Curriculum / Semester 1 / Core Curriculum / Month 2: Vary

Month 2: Vary

Month 2: Vary

Monthly question: Can I change one dimension at a time without losing groove, form, or purpose?

What variation means in Month 2: Variation is not randomness. It is the deliberate choice to change one element — rhythm placement, register, density, role — while keeping everything else stable. You introduce a new groove while the form stays solid. You change your harmonic texture while your time stays locked.

The risk to manage: Variation without a stable foundation is destabilization. Before varying anything in Month 2, verify that the thing you are varying is actually stable from Month 1. If your time is unstable, fix the time before varying the harmony. If the form is uncertain, deepen form awareness before exploring fills.

Month 2 systems focus:

SystemMonth 2 Principle
PDCChoose role: support, answer, color, or lay out
Blues RootTension and release — lean into and away from the tonic
Rhythm CellsPlacement: move the same cell to different positions in the bar
RXPAnticipation and stops — phrase punctuation
TPSFunctional placement — which triad fits which chord in the form
SHAPEMotif development — same seed, varied rhythm
CAS-ARCMulti-chorus route: chorus 1 stable, chorus 2 varied, chorus 3 resolved

Month 2 listening focus:

  • Blue Monk anchor song: Thelonious Monk (multiple versions recommended)
  • Funk groove study: James Brown "I Got You (I Feel Good)" OR Sly Stone "Thank You" — choose one, study it in depth
  • Miles Davis — Freddie Freeloader (Kind of Blue, 1959): blues form in jazz context, rhythm section interaction


Month 2: Vary (Weeks 5–8)

Week 5: Role Awareness and Tension/Release

Focus: Choose a musical role per chorus — support, answer, color, or lay out — and execute it with commitment. Introduce tension and release as structural forces.

What to practice:

  • Play one complete chorus in pure support mode — no fills, no melody, only texture
  • Play the same chorus in answer mode — leave space after each phrase and respond to it
  • Identify in the anchor song (Blue Monk) where tension accumulates and where it releases

Deliverable: Two versions of the same 12-bar chorus: one in support role, one in answer role. The roles should sound noticeably different.

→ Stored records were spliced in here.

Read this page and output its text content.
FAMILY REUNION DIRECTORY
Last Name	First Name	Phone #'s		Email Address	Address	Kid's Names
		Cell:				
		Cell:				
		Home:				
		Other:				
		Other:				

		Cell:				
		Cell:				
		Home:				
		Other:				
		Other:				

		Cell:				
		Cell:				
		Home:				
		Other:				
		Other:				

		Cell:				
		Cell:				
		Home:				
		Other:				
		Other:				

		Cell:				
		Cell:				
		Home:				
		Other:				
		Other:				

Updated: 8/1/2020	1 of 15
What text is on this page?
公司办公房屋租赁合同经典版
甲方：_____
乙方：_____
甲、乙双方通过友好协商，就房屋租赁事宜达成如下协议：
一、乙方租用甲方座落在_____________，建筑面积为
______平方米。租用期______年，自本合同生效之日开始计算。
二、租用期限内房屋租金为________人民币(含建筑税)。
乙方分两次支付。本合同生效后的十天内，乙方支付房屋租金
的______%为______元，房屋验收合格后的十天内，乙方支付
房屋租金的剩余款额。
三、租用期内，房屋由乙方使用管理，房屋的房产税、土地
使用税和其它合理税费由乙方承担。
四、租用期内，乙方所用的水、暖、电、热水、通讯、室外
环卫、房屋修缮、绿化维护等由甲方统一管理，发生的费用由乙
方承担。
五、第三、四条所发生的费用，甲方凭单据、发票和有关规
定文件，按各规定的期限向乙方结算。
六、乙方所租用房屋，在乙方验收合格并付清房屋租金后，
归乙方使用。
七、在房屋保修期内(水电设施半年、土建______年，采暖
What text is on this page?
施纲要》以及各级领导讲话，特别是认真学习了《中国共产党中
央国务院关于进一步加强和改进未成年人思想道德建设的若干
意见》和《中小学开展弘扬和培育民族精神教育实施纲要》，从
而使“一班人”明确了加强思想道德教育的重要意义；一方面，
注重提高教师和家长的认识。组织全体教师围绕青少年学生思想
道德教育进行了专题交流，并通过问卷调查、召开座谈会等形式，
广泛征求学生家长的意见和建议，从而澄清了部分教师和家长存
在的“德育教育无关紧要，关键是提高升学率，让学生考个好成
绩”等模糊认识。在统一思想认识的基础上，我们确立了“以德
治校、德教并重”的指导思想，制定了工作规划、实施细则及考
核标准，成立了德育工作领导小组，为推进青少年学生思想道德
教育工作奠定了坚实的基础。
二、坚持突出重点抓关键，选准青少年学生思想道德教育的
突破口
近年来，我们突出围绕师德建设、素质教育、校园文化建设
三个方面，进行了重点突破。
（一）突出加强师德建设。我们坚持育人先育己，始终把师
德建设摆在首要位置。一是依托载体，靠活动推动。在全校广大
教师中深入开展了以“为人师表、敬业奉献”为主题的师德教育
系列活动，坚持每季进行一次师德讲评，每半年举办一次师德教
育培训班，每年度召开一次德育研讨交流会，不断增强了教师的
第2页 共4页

Week 6: Placement, Anticipation, and Stops

Focus: Move a rhythm cell without losing form. Practice the upbeat anticipation (playing just before the beat rather than on it) and the stop (silence where a beat was expected).

What to practice:

  • Play your basic rhythm cell — then shift it one eighth note earlier (anticipation)
  • Practice the stop: play up to beat 3, stop, resume on beat 1 of the next bar
  • Stay in the 12-bar form through all of these manipulations

Deliverable: The same rhythm cell played three ways in three separate recordings: on the beat, anticipated, and with a stop.

Week 7: Functional Triad Placement and Motif Development

Focus: Use triads relative to their function in the form (not just as block chord shapes). Develop one motif rather than wandering — return to the same seed, but vary its rhythm.

What to practice:

  • Over the IV chord, use the IV major triad as support — feel how it differs from the I chord support
  • Take one two-note or three-note motif from Week 4 and play it in three rhythmic variations: as written, twice as slow, and with the notes reordered
  • Map the four-bar phrase as a musical sentence: beginning, development, landing

Deliverable: A four-bar motif development over a blues phrase — same seed, three rhythmic variations.

Week 8: Month 2 Integration — Multi-Chorus Route

Focus: Build a complete multi-chorus performance with a deliberate energy route. Map what changes from chorus to chorus — not randomly, but with a specific intention.

What to practice:

  • Map three choruses on paper before playing: chorus 1 (stable support), chorus 2 (varied role), chorus 3 (developed motif with clear landing)
  • Record the full three-chorus arc in one take
  • Listen back and evaluate: does the route feel purposeful? Can you hear the intention?

Deliverable: A two- or three-chorus recording with a clear energy route mapped in advance.